1st Edition

Who Owns Football? Models of Football Governance and Management in International Sport

Edited By David Hassan, Sean Hamil Copyright 2011
    184 Pages
    by Routledge

    178 Pages
    by Routledge

    The commercialization of sport since the 1990s has had a number of consequences. The market forces that have defined commercialization, notably pay-per-view television, whilst initially welcomed as important new sources of revenue, have also had the unanticipated consequences of de-stabilizing many sporting competitions and institutions, undermining the financial future of clubs in their traditional role as key social and cultural institutions. This has been manifested in the paradox of chronic financial loss-making amongst professional sports’ clubs in an era of exponential revenue growth, a trend exemplified by the experience of Italy’s Series A and the English Premier League – both cases examined in detail in this book.

    But, at the same time, some traditional sporting organizations have sought with some success, to chart a middle way, retaining traditional sporting movement objectives whilst also embracing a form of commercialism.
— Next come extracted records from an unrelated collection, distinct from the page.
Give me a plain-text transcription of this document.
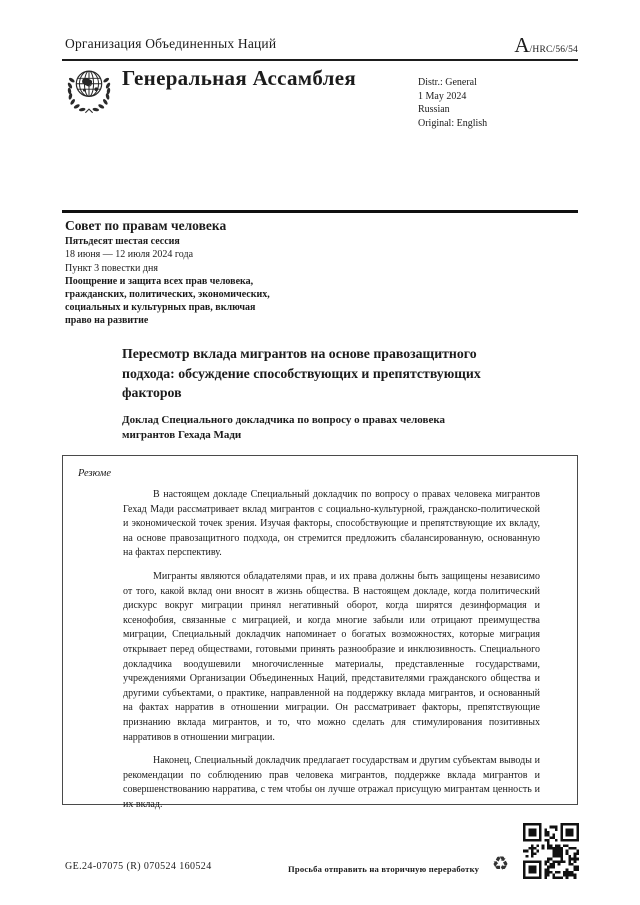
Организация Объединенных Наций	A/HRC/56/54
Генеральная Ассамблея	Distr.: General
1 May 2024
Russian
Original: English
Совет по правам человека
Пятьдесят шестая сессия
18 июня — 12 июля 2024 года
Пункт 3 повестки дня
Поощрение и защита всех прав человека,
гражданских, политических, экономических,
социальных и культурных прав, включая
право на развитие
Пересмотр вклада мигрантов на основе правозащитного подхода: обсуждение способствующих и препятствующих факторов
Доклад Специального докладчика по вопросу о правах человека мигрантов Гехада Мади
Резюме

В настоящем докладе Специальный докладчик по вопросу о правах человека мигрантов Гехад Мади рассматривает вклад мигрантов с социально-культурной, гражданско-политической и экономической точек зрения. Изучая факторы, способствующие и препятствующие их вкладу, на основе правозащитного подхода, он стремится предложить сбалансированную, основанную на фактах перспективу.

Мигранты являются обладателями прав, и их права должны быть защищены независимо от того, какой вклад они вносят в жизнь общества. В настоящем докладе, когда политический дискурс вокруг миграции принял негативный оборот, когда ширятся дезинформация и ксенофобия, связанные с миграцией, и когда многие забыли или отрицают преимущества миграции, Специальный докладчик напоминает о богатых возможностях, которые миграция открывает перед обществами, готовыми принять разнообразие и инклюзивность. Специального докладчика воодушевили многочисленные материалы, представленные государствами, учреждениями Организации Объединенных Наций, представителями гражданского общества и другими субъектами, о практике, направленной на поддержку вклада мигрантов, и основанный на фактах нарратив в отношении миграции. Он рассматривает факторы, препятствующие признанию вклада мигрантов, и то, что можно сделать для стимулирования позитивных нарративов в отношении миграции.

Наконец, Специальный докладчик предлагает государствам и другим субъектам выводы и рекомендации по соблюдению прав человека мигрантов, поддержке вклада мигрантов и совершенствованию нарратива, с тем чтобы он лучше отражал присущую мигрантам ценность и их вклад.

GE.24-07075 (R) 070524 160524	Просьба отправить на вторичную переработку ♻
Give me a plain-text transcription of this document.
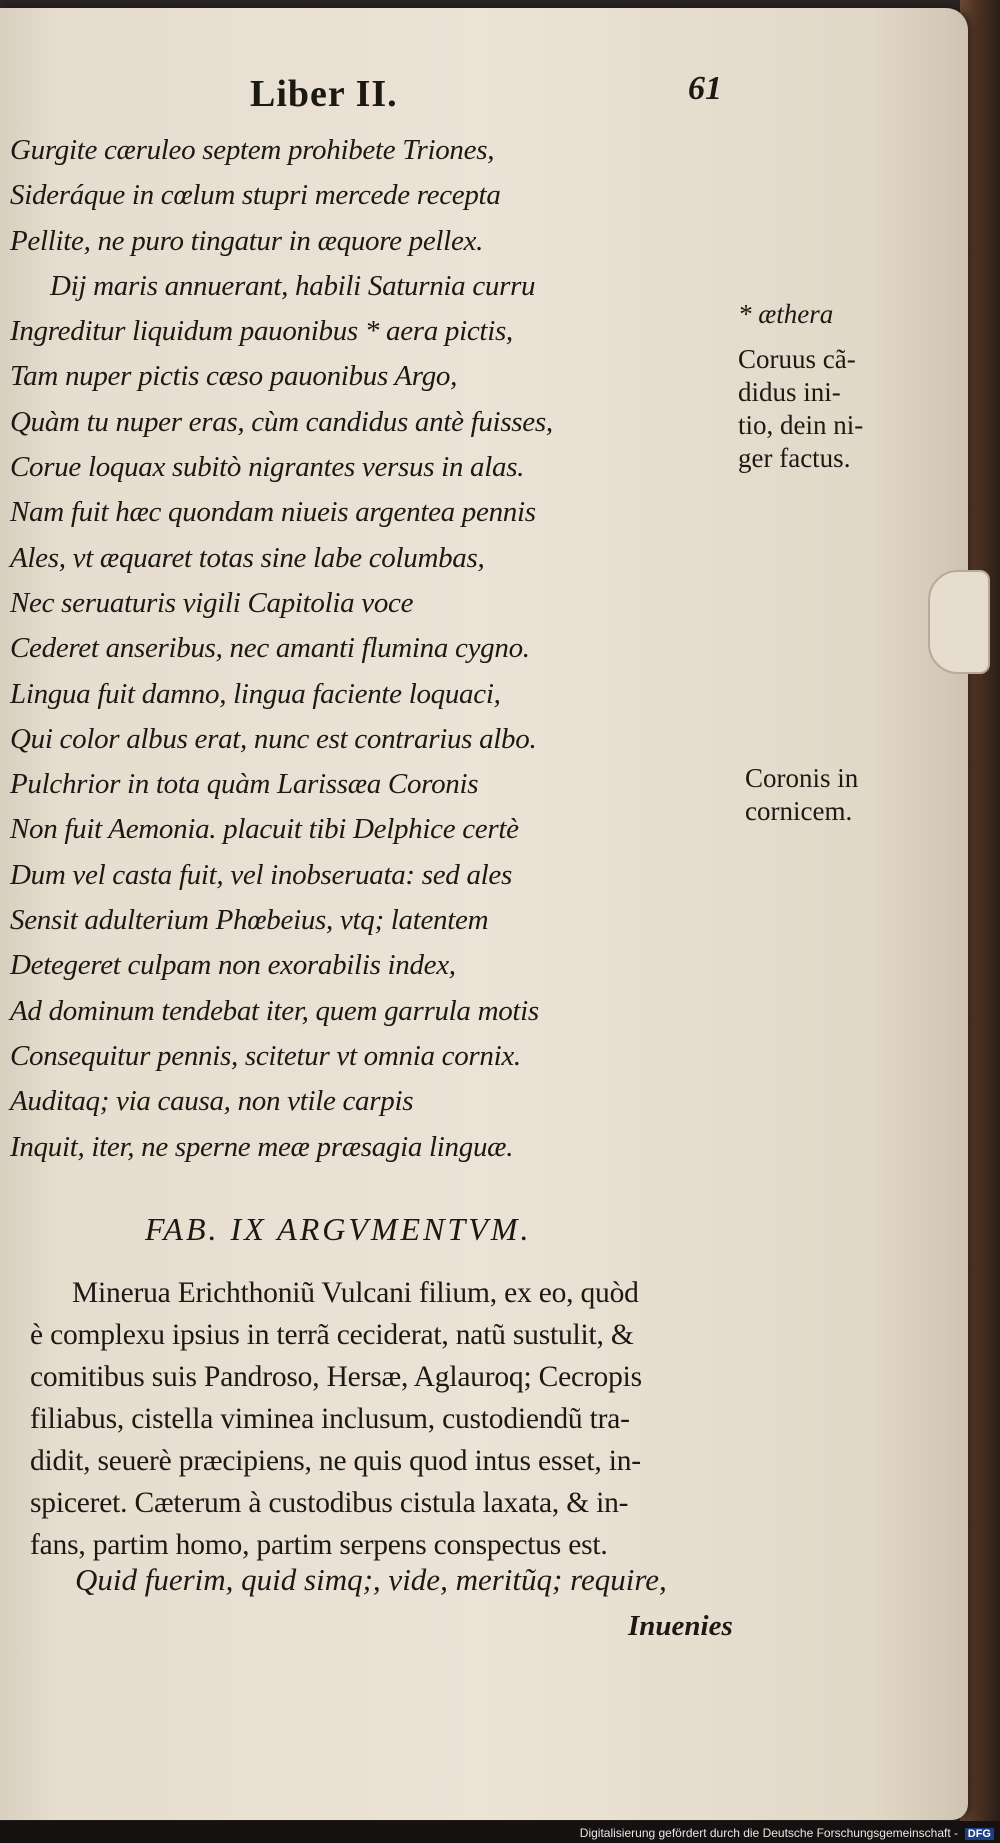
Liber II.	61
Gurgite cæruleo septem prohibete Triones,
Sideráque in cœlum stupri mercede recepta
Pellite, ne puro tingatur in æquore pellex.
Dij maris annuerant, habili Saturnia curru
Ingreditur liquidum pauonibus * aera pictis,
Tam nuper pictis cæso pauonibus Argo,
Quàm tu nuper eras, cùm candidus antè fuisses,
Corue loquax subitò nigrantes versus in alas.
Nam fuit hæc quondam niueis argentea pennis
Ales, vt æquaret totas sine labe columbas,
Nec seruaturis vigili Capitolia voce
Cederet anseribus, nec amanti flumina cygno.
Lingua fuit damno, lingua faciente loquaci,
Qui color albus erat, nunc est contrarius albo.
Pulchrior in tota quàm Larissæa Coronis
Non fuit Aemonia. placuit tibi Delphice certè
Dum vel casta fuit, vel inobseruata: sed ales
Sensit adulterium Phœbeius, vtq; latentem
Detegeret culpam non exorabilis index,
Ad dominum tendebat iter, quem garrula motis
Consequitur pennis, scitetur vt omnia cornix.
Auditaq; via causa, non vtile carpis
Inquit, iter, ne sperne meæ præsagia linguæ.
* æthera
Coruus cã-
didus ini-
tio, dein ni-
ger factus.
Coronis in
cornicem.
FAB. IX ARGVMENTVM.
Minerua Erichthoniũ Vulcani filium, ex eo, quòd
è complexu ipsius in terrã ceciderat, natũ sustulit, &
comitibus suis Pandroso, Hersæ, Aglauroq; Cecropis
filiabus, cistella viminea inclusum, custodiendũ tra-
didit, seuerè præcipiens, ne quis quod intus esset, in-
spiceret. Cæterum à custodibus cistula laxata, & in-
fans, partim homo, partim serpens conspectus est.
Quid fuerim, quid simq;, vide, meritũq; require,
Inuenies
Digitalisierung gefördert durch die Deutsche Forschungsgemeinschaft - DFG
The Gaelic Athletic Association in Ireland, the supporter-owned FC Barcelona football club, and New Zealand rugby union, offer illustrative examples of such strategies examined in detail. This book explores the background to this clash of commercial and traditional sporting objectives, and debates the consequences for wider sports governance.

    This book was published as a special issue of Soccer and Society.

    1. Introduction: models of football governance and management in international sport  David Hassan and Sean Hamil  2. Financial performance in English professional football: ‘an inconvenient truth’  Sean Hamil and Geoff Walters  3. The governance and regulation of Italian football  Sean Hamil, Stephen Morrow, Catharine Idle, Giambattista Rossi and Stefano Faccendini  4. Governance and the Gaelic Athletic Association: time to move beyond the amateur ideal?  David Hassan  5. Who owns England’s game? American professional sporting influences and foreign ownership in the Premier League  John Nauright and John Ramfjord  6. ‘Club versus country’ in rugby union: tensions in an exceptional New Zealand system  Camilla Obel  7. The impact of televised football on stadium attendances in English and Spanish league football  Babatunde Buraimo, Juan Luis Paramio and Carlos Campos  8. The model of governance at FC Barcelona: balancing member democracy, commercial strategy, corporate social responsibility and sporting performance  Sean Hamil, Geoff Walters and Lee Watson

    Biography

    David Hassan is a Senior Lecturer at the University of Ulster. He is Academic Editor of Sport in Society and joint Editor of Foundations in Sport Management, a new Routledge series. Dr. Hassan has published extensively in the politics and governance of sport in a range of international academic journals.

    Sean Hamil is a Lecturer in the Department of Management at Birkbeck College, University of London. A co-founder of Birkbeck College’s Sport Business Centre, Sean has published extensively on the subject of governance in the football industry, and in particular on the role of mutual ownership models at football clubs.